DESCRIPTION (provided by applicant): The goal of these studies is to determine how Brain derived neurotrophic factor (BDNF) and its receptor TrkB influence vasopressin release to a progressive physiological challenge, water deprivation. Our data suggest that BDNF may facilitate both glutamate and GABA signaling during water deprivation by causing phosphorylation NR2B and increasing the expression of the chloride transporter KCC2. Increased NR2B phosphorylation would increase NMDA receptor activation enhancing vasopressin release while increased KCC2 activity could increase the inhibitory effects of GABA representing a homeostatic synaptic compensation to increased excitation during water deprivation. Specific Aim 1: to determine the role of neurohypophysial BDNF-TrkB signaling and enhanced glutamate action through NR2B phosphorylation during sustained vasopressin release induced by water deprivation. Hypothesis: Phosphorylation of TrkB associated with water deprivation leads to enhanced glutamate activity due to phosphorylation of NR2B NMDA receptor subunits through Fyn kinase, a member of the Src kinase family contributing to NMDA mediated plasticity in MNCs Specific Aim 2: to test the hypothesis that neurohypophysial BDNF-TrkB signaling enhances the inhibitory effects of GABA during water deprivation. Hypothesis: BDNF-TrkB signaling during water deprivation increases KCC2 expression enhancing the inhibitory effects of GABA in MNCs via Src kinase and without the activation of Phospholipase C gamma. Methods: These experiments will for the first time define the roles of BDNF-TrkB signaling in the homeostatic regulation of sustained AVP release. An integrative approach will be employed that includes in vitro and in vivo electrophysiological experiments, whole animal experiments in which TrkB and Src kinase antagonists will be locally applied to the SON, and functional studies of water balance and AVP release in the rat. Benefit: These experiments will address an existing gap in our understanding of the physiological regulation of neurohypophyseal function. The findings of these experiments could potentially alter the way that inappropriate vasopressin release is studied and conceptualized clinically.

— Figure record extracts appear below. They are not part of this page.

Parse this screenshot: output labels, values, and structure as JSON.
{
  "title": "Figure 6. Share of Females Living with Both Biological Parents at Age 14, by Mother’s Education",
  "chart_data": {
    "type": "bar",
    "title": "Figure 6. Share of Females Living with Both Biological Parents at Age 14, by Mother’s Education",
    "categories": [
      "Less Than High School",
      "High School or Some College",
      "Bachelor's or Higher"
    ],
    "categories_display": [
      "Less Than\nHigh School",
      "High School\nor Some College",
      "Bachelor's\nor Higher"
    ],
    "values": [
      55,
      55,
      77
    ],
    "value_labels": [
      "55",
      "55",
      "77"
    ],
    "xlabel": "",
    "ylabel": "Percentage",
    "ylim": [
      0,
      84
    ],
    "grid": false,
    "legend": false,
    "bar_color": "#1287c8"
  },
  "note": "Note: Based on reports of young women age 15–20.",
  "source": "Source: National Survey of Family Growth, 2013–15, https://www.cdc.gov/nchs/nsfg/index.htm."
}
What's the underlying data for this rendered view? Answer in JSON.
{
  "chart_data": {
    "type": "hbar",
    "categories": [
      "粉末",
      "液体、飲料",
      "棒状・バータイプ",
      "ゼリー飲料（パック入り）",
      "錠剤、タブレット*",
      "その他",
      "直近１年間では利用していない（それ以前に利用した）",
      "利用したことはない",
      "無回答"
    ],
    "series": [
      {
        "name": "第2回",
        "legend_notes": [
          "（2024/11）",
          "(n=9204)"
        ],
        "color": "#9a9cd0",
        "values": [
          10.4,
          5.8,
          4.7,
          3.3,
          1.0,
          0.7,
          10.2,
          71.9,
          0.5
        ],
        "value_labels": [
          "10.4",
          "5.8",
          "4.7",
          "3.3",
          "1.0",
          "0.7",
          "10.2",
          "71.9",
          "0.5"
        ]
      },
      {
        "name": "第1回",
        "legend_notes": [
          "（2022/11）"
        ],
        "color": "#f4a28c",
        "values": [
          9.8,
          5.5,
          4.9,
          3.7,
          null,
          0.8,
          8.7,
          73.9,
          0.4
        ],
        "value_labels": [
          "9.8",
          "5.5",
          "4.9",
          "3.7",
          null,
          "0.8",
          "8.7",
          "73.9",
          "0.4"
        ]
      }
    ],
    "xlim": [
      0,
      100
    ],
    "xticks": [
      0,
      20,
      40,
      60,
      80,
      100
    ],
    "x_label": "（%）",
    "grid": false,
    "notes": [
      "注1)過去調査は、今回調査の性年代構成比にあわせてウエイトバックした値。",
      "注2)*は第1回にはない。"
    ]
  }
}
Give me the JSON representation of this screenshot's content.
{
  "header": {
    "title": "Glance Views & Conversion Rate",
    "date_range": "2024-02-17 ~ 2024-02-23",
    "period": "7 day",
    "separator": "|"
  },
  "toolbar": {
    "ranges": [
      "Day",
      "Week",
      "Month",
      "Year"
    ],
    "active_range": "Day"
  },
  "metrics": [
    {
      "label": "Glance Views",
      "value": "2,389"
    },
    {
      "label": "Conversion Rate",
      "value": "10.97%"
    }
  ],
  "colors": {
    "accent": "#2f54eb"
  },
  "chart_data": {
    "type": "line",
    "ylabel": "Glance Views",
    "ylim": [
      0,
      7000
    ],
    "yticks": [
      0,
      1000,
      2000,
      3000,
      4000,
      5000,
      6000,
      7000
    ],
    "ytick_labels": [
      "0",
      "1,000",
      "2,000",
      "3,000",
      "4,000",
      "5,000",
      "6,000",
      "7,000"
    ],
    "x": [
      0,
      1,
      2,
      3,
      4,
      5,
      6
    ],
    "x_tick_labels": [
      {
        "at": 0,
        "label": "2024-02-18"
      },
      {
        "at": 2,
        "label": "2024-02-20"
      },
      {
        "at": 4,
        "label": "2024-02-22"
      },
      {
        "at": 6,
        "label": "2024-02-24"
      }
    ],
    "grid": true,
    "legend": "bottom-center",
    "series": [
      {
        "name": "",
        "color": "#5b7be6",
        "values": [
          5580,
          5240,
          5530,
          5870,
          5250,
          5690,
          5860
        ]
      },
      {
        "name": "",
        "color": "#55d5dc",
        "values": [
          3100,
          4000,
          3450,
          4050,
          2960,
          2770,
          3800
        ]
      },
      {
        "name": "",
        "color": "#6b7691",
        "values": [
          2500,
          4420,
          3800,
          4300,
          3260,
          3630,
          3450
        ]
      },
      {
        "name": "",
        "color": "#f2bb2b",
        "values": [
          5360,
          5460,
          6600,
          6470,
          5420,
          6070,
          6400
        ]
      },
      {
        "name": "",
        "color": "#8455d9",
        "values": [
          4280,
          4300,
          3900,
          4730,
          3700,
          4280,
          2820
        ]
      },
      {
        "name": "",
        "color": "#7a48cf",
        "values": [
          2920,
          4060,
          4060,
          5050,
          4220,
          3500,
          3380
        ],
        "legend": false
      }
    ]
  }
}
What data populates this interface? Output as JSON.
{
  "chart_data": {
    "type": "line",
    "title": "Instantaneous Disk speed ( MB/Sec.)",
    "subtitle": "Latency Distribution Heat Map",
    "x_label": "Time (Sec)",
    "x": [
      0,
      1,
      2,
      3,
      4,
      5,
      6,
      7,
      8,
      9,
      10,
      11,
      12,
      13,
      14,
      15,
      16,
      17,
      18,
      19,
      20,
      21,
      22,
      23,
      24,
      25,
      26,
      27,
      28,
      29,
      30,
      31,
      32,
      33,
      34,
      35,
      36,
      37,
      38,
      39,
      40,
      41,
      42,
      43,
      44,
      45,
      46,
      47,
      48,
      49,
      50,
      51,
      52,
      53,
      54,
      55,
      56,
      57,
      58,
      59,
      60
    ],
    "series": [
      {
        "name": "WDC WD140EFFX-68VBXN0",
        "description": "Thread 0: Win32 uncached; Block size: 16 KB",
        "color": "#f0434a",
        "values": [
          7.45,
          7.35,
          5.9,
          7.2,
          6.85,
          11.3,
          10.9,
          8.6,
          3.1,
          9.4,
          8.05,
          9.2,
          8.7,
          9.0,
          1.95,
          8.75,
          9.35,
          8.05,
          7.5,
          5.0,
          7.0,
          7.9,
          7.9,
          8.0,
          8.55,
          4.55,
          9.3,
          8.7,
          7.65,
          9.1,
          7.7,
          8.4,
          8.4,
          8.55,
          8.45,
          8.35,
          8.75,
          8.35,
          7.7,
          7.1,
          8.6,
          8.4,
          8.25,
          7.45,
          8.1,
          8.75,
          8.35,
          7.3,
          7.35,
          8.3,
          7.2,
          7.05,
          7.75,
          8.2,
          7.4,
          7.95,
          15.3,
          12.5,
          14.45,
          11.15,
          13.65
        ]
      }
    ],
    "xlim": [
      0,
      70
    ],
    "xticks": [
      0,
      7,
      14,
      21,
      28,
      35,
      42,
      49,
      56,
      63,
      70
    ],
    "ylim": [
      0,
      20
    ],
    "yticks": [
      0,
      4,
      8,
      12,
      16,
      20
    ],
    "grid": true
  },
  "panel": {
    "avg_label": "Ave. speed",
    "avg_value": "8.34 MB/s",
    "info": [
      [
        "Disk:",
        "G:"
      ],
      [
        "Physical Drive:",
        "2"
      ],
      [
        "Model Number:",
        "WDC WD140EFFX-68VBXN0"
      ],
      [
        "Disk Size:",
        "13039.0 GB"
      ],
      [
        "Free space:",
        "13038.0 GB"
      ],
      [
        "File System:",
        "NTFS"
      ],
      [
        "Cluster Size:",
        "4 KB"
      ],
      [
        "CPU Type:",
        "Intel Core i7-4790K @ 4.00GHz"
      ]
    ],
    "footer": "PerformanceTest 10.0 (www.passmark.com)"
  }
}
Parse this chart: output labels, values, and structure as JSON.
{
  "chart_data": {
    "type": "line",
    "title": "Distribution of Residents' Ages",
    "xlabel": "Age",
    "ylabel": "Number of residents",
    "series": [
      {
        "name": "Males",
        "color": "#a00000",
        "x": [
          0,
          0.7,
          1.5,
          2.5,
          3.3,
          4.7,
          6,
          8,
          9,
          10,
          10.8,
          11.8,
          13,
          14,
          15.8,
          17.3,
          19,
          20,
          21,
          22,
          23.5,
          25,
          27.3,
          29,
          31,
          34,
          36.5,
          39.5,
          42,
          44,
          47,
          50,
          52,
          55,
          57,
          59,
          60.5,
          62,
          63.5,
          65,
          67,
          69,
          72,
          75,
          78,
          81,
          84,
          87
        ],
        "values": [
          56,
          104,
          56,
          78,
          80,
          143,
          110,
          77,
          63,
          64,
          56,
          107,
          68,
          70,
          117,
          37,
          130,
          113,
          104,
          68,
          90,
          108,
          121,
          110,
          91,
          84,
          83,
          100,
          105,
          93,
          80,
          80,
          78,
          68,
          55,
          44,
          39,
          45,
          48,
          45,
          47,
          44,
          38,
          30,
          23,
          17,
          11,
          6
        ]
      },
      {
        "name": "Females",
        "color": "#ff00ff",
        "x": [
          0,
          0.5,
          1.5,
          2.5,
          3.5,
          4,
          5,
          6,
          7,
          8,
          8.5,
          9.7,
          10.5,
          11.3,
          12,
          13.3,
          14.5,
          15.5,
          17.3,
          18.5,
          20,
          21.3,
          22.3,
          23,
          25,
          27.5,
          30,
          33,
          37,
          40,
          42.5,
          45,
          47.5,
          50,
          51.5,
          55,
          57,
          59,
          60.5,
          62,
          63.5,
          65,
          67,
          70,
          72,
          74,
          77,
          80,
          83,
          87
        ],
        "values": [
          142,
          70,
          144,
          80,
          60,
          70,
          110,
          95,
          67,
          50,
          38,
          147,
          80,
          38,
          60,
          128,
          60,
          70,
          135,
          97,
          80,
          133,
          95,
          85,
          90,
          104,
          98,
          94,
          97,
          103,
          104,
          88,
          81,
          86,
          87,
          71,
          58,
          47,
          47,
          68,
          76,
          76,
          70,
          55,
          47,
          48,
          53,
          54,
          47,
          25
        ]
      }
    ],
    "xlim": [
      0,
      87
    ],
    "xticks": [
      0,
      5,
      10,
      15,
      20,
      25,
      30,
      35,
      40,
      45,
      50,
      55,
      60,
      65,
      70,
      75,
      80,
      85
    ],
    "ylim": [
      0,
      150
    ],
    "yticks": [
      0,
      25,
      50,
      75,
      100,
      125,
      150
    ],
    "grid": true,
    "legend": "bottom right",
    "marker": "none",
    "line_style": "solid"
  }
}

描述（由申请人提供）：这些研究的目的是确定脑源性神经营养因子 (BDNF) 及其受体 TrkB 如何影响加压素释放以应对进行性生理挑战（缺水）。我们的数据表明，BDNF 可能通过引起 NR2B 磷酸化并增加氯离子转运蛋白 KCC2 的表达，从而在缺水期间促进谷氨酸和 GABA 信号传导。 NR2B 磷酸化的增加会增加 NMDA 受体的激活，从而增强加压素的释放，而 KCC2 活性的增加会增加 GABA 的抑制作用，代表对缺水期间兴奋增加的稳态突触补偿。具体目标 1：确定缺水诱导的加压素持续释放过程中神经垂体 BDNF-TrkB 信号传导和通过 NR2B 磷酸化增强谷氨酸作用的作用。假设：与缺水相关的 TrkB 磷酸化导致谷氨酸活性增强，这是由于 NR2B NMDA 受体亚基通过 Fyn 激酶磷酸化，Fyn 激酶是 Src 激酶家族的成员，有助于 NMDA 介导的跨国公司可塑性 具体目标 2：检验神经垂体 BDNF-TrkB 信号传导增强神经垂体 BDNF-TrkB 信号传导的假设 缺水期间 GABA 的抑制作用。假设：缺水期间 BDNF-TrkB 信号传导增加 KCC2 表达，通过 Src 激酶增强 MNC 中 GABA 的抑制作用，而无需激活磷脂酶 C γ。方法：这些实验将首次明确 BDNF-TrkB 信号在 AVP 持续释放的稳态调节中的作用。将采用综合方法，包括体外和体内电生理学实验、将 TrkB 和 Src 激酶拮抗剂局部应用于 SON 的整体动物实验，以及大鼠体内水平衡和 AVP 释放的功能研究。好处：这些实验将解决我们对神经垂体功能的生理调节的理解中现有的差距。这些实验的结果可能会改变不适当的加压素释放的临床研究和概念化方式。